Drone racing certainly has the industry’s attention. Backed by Sky, ESPN, VCs and now Eurosport, the market will wait to see how the first video game inspired sport performs. Many will look to follow in the DRL’s wake, starting their own sports. What advice would Horbaczewski have for those looking to follow his, and DRL’s, lead?
‘I think you have to create something that is going to capture people’s attention and imagination. I meet a lot of people who are interested in creating a new sport, and that ranges everything from robot boxing to a new one-on-one basketball league. Part of the question is, is there an opportunity in the market for this? Is there a void where fans will do this?”
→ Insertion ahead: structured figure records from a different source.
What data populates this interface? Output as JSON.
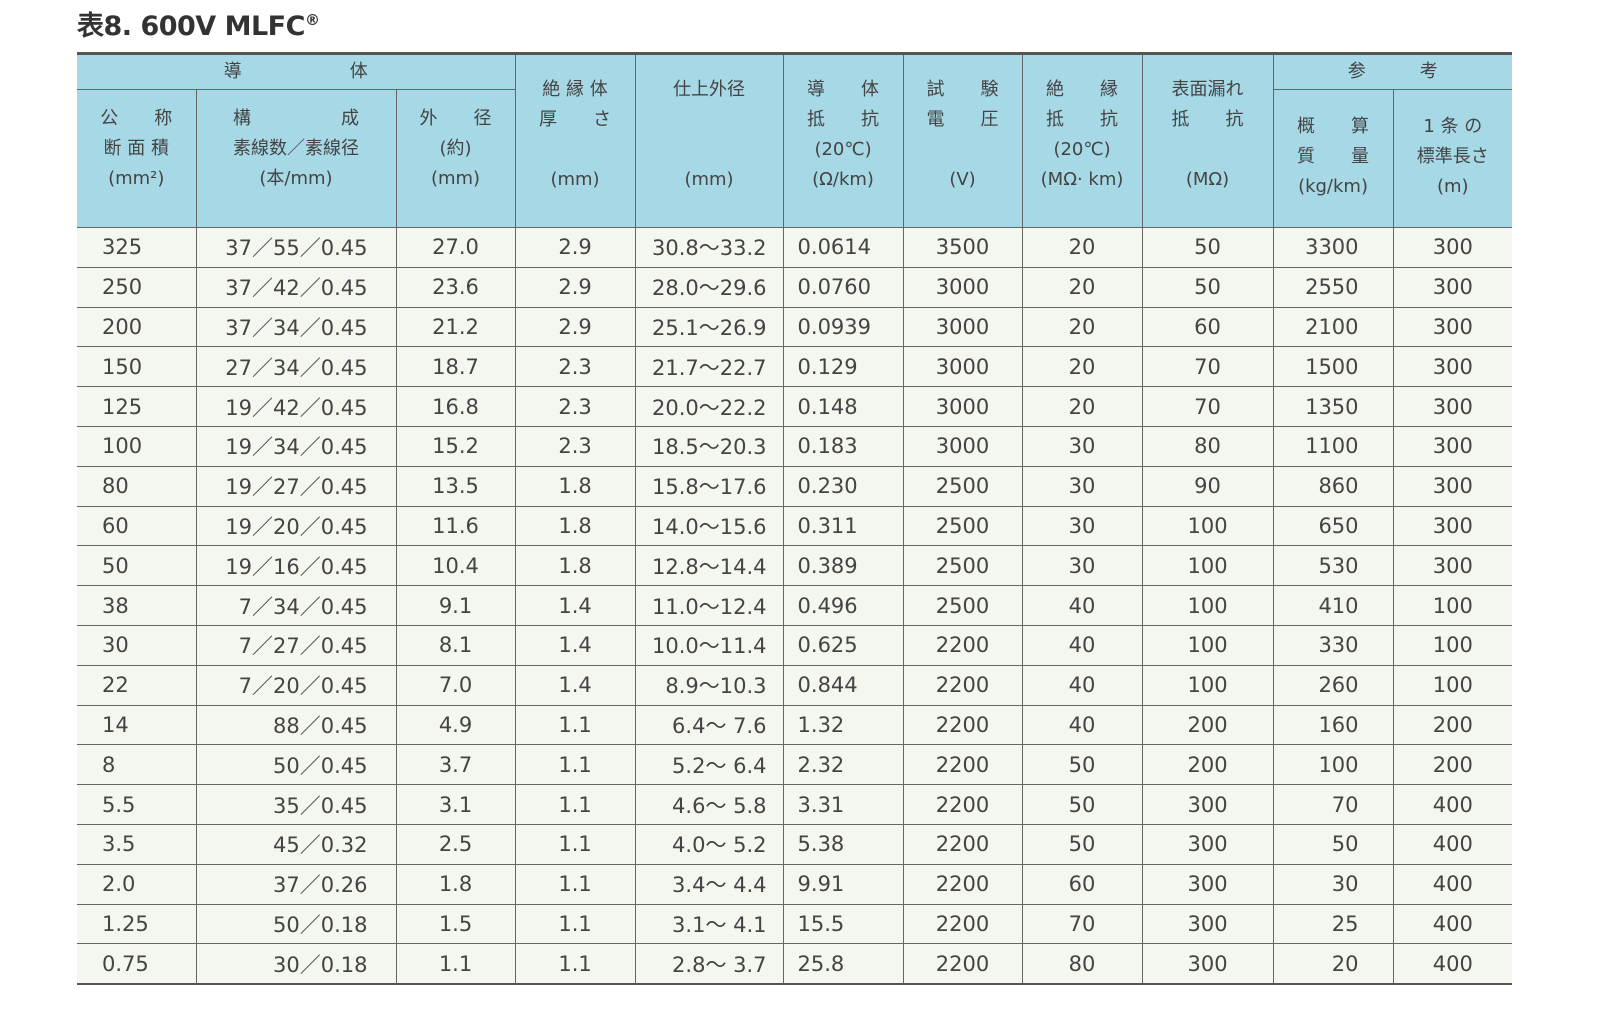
{
  "title": {
    "text": "表8. 600V MLFC",
    "mark": "®"
  },
  "header": {
    "conductor_group": "導　　　　　　体",
    "reference_group": "参　　　考",
    "columns": [
      "公　　称\n断 面 積\n(mm²)",
      "構　　　　　成\n素線数／素線径\n(本/mm)",
      "外　　径\n(約)\n(mm)",
      "絶 縁 体\n厚　　さ\n\n(mm)",
      "仕上外径\n\n\n(mm)",
      "導　　体\n抵　　抗\n(20℃)\n(Ω/km)",
      "試　　験\n電　　圧\n\n(V)",
      "絶　　縁\n抵　　抗\n(20℃)\n(MΩ· km)",
      "表面漏れ\n抵　　抗\n\n(MΩ)",
      "概　　算\n質　　量\n(kg/km)",
      "1 条 の\n標準長さ\n(m)"
    ]
  },
  "rows": [
    [
      "325",
      "37／55／0.45",
      "27.0",
      "2.9",
      "30.8～33.2",
      "0.0614",
      "3500",
      "20",
      "50",
      "3300",
      "300"
    ],
    [
      "250",
      "37／42／0.45",
      "23.6",
      "2.9",
      "28.0～29.6",
      "0.0760",
      "3000",
      "20",
      "50",
      "2550",
      "300"
    ],
    [
      "200",
      "37／34／0.45",
      "21.2",
      "2.9",
      "25.1～26.9",
      "0.0939",
      "3000",
      "20",
      "60",
      "2100",
      "300"
    ],
    [
      "150",
      "27／34／0.45",
      "18.7",
      "2.3",
      "21.7～22.7",
      "0.129",
      "3000",
      "20",
      "70",
      "1500",
      "300"
    ],
    [
      "125",
      "19／42／0.45",
      "16.8",
      "2.3",
      "20.0～22.2",
      "0.148",
      "3000",
      "20",
      "70",
      "1350",
      "300"
    ],
    [
      "100",
      "19／34／0.45",
      "15.2",
      "2.3",
      "18.5～20.3",
      "0.183",
      "3000",
      "30",
      "80",
      "1100",
      "300"
    ],
    [
      "80",
      "19／27／0.45",
      "13.5",
      "1.8",
      "15.8～17.6",
      "0.230",
      "2500",
      "30",
      "90",
      "860",
      "300"
    ],
    [
      "60",
      "19／20／0.45",
      "11.6",
      "1.8",
      "14.0～15.6",
      "0.311",
      "2500",
      "30",
      "100",
      "650",
      "300"
    ],
    [
      "50",
      "19／16／0.45",
      "10.4",
      "1.8",
      "12.8～14.4",
      "0.389",
      "2500",
      "30",
      "100",
      "530",
      "300"
    ],
    [
      "38",
      "7／34／0.45",
      "9.1",
      "1.4",
      "11.0～12.4",
      "0.496",
      "2500",
      "40",
      "100",
      "410",
      "100"
    ],
    [
      "30",
      "7／27／0.45",
      "8.1",
      "1.4",
      "10.0～11.4",
      "0.625",
      "2200",
      "40",
      "100",
      "330",
      "100"
    ],
    [
      "22",
      "7／20／0.45",
      "7.0",
      "1.4",
      "8.9～10.3",
      "0.844",
      "2200",
      "40",
      "100",
      "260",
      "100"
    ],
    [
      "14",
      "88／0.45",
      "4.9",
      "1.1",
      "6.4～ 7.6",
      "1.32",
      "2200",
      "40",
      "200",
      "160",
      "200"
    ],
    [
      "8",
      "50／0.45",
      "3.7",
      "1.1",
      "5.2～ 6.4",
      "2.32",
      "2200",
      "50",
      "200",
      "100",
      "200"
    ],
    [
      "5.5",
      "35／0.45",
      "3.1",
      "1.1",
      "4.6～ 5.8",
      "3.31",
      "2200",
      "50",
      "300",
      "70",
      "400"
    ],
    [
      "3.5",
      "45／0.32",
      "2.5",
      "1.1",
      "4.0～ 5.2",
      "5.38",
      "2200",
      "50",
      "300",
      "50",
      "400"
    ],
    [
      "2.0",
      "37／0.26",
      "1.8",
      "1.1",
      "3.4～ 4.4",
      "9.91",
      "2200",
      "60",
      "300",
      "30",
      "400"
    ],
    [
      "1.25",
      "50／0.18",
      "1.5",
      "1.1",
      "3.1～ 4.1",
      "15.5",
      "2200",
      "70",
      "300",
      "25",
      "400"
    ],
    [
      "0.75",
      "30／0.18",
      "1.1",
      "1.1",
      "2.8～ 3.7",
      "25.8",
      "2200",
      "80",
      "300",
      "20",
      "400"
    ]
  ]
}
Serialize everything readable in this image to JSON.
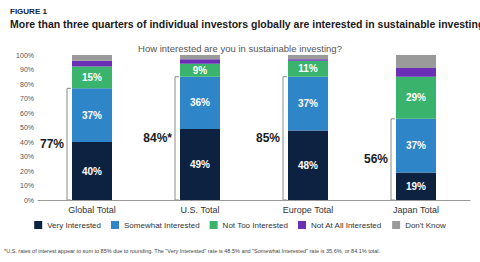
{
  "chart_data": {
    "type": "bar",
    "stacked": true,
    "figure_label": "FIGURE 1",
    "title": "More than three quarters of individual investors globally are interested in sustainable investing",
    "subtitle": "How interested are you in sustainable investing?",
    "categories": [
      "Global Total",
      "U.S. Total",
      "Europe Total",
      "Japan Total"
    ],
    "series": [
      {
        "name": "Very Interested",
        "color": "#0d2240",
        "values": [
          40,
          49,
          48,
          19
        ],
        "data_labels": true,
        "value_labels": [
          "40%",
          "49%",
          "48%",
          "19%"
        ]
      },
      {
        "name": "Somewhat Interested",
        "color": "#2e86c8",
        "values": [
          37,
          36,
          37,
          37
        ],
        "data_labels": true,
        "value_labels": [
          "37%",
          "36%",
          "37%",
          "37%"
        ]
      },
      {
        "name": "Not Too Interested",
        "color": "#3ab36c",
        "values": [
          15,
          9,
          11,
          29
        ],
        "data_labels": true,
        "value_labels": [
          "15%",
          "9%",
          "11%",
          "29%"
        ]
      },
      {
        "name": "Not At All Interested",
        "color": "#6a2fb5",
        "values": [
          4,
          3,
          1,
          6
        ],
        "data_labels": false
      },
      {
        "name": "Don't Know",
        "color": "#9a9a9a",
        "values": [
          4,
          3,
          3,
          9
        ],
        "data_labels": false
      }
    ],
    "ylim": [
      0,
      100
    ],
    "yticks": [
      {
        "value": 0,
        "label": "0%"
      },
      {
        "value": 10,
        "label": "10%"
      },
      {
        "value": 20,
        "label": "20%"
      },
      {
        "value": 30,
        "label": "30%"
      },
      {
        "value": 40,
        "label": "40%"
      },
      {
        "value": 50,
        "label": "50%"
      },
      {
        "value": 60,
        "label": "60%"
      },
      {
        "value": 70,
        "label": "70%"
      },
      {
        "value": 80,
        "label": "80%"
      },
      {
        "value": 90,
        "label": "90%"
      },
      {
        "value": 100,
        "label": "100%"
      }
    ],
    "grid": false,
    "legend": "bottom",
    "annotations": [
      {
        "text": "77%",
        "category": "Global Total",
        "spans": [
          "Very Interested",
          "Somewhat Interested"
        ]
      },
      {
        "text": "84%*",
        "category": "U.S. Total",
        "spans": [
          "Very Interested",
          "Somewhat Interested"
        ]
      },
      {
        "text": "85%",
        "category": "Europe Total",
        "spans": [
          "Very Interested",
          "Somewhat Interested"
        ]
      },
      {
        "text": "56%",
        "category": "Japan Total",
        "spans": [
          "Very Interested",
          "Somewhat Interested"
        ]
      }
    ],
    "note": "*U.S. rates of interest appear to sum to 85% due to rounding. The \"Very Interested\" rate is 48.5% and \"Somewhat Interested\" rate is 35.6%, or 84.1% total."
  }
}
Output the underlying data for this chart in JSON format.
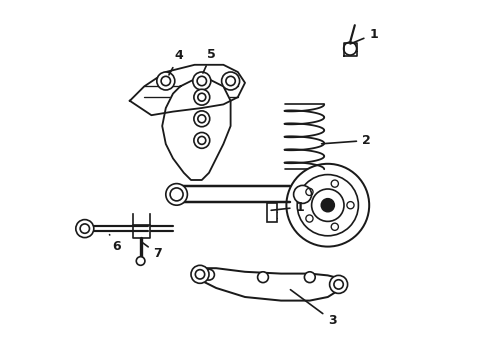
{
  "title": "",
  "bg_color": "#ffffff",
  "line_color": "#1a1a1a",
  "line_width": 1.2,
  "fig_width": 4.9,
  "fig_height": 3.6,
  "dpi": 100
}
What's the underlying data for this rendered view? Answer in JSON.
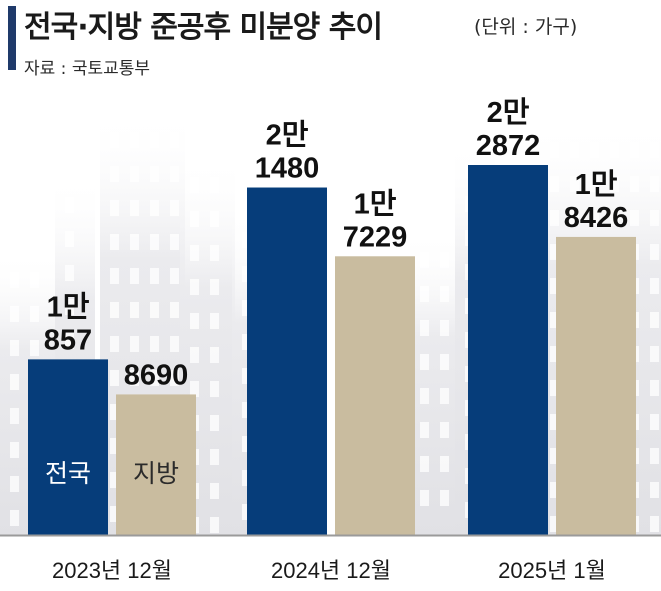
{
  "header": {
    "title": "전국·지방 준공후 미분양 추이",
    "unit": "(단위 : 가구)",
    "source": "자료 : 국토교통부",
    "accent_color": "#1f3a6a"
  },
  "chart_data": {
    "type": "bar",
    "categories": [
      "2023년 12월",
      "2024년 12월",
      "2025년 1월"
    ],
    "series": [
      {
        "name": "전국",
        "values": [
          10857,
          21480,
          22872
        ],
        "labels": [
          [
            "1만",
            "857"
          ],
          [
            "2만",
            "1480"
          ],
          [
            "2만",
            "2872"
          ]
        ],
        "color": "#063d7a"
      },
      {
        "name": "지방",
        "values": [
          8690,
          17229,
          18426
        ],
        "labels": [
          [
            "8690"
          ],
          [
            "1만",
            "7229"
          ],
          [
            "1만",
            "8426"
          ]
        ],
        "color": "#c9bc9f"
      }
    ],
    "title": "전국·지방 준공후 미분양 추이",
    "xlabel": "",
    "ylabel": "",
    "ylim": [
      0,
      22872
    ],
    "grid": false,
    "legend": "inside-bars"
  }
}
Another thing I hear people talking about a lot is, to create sports or recreate sports where you get to start fresh and say this is for a digital/millennial audience and is going to be media first – what would you do with that if that was the case? What would basketball, or soccer, or football look like if they had been created today? I think there’s an opportunity to do that, and I think that the big sports companies are reinventing themselves and young entrepreneurs with a sports base can create things that will really capture people’s attention.”
Sports franchises of all shapes and sizes would do well to think on Horbaczewski’s parting thought – if your sport was created today, what would you do different? Those that don’t may well see drone racing marching into their fanbase.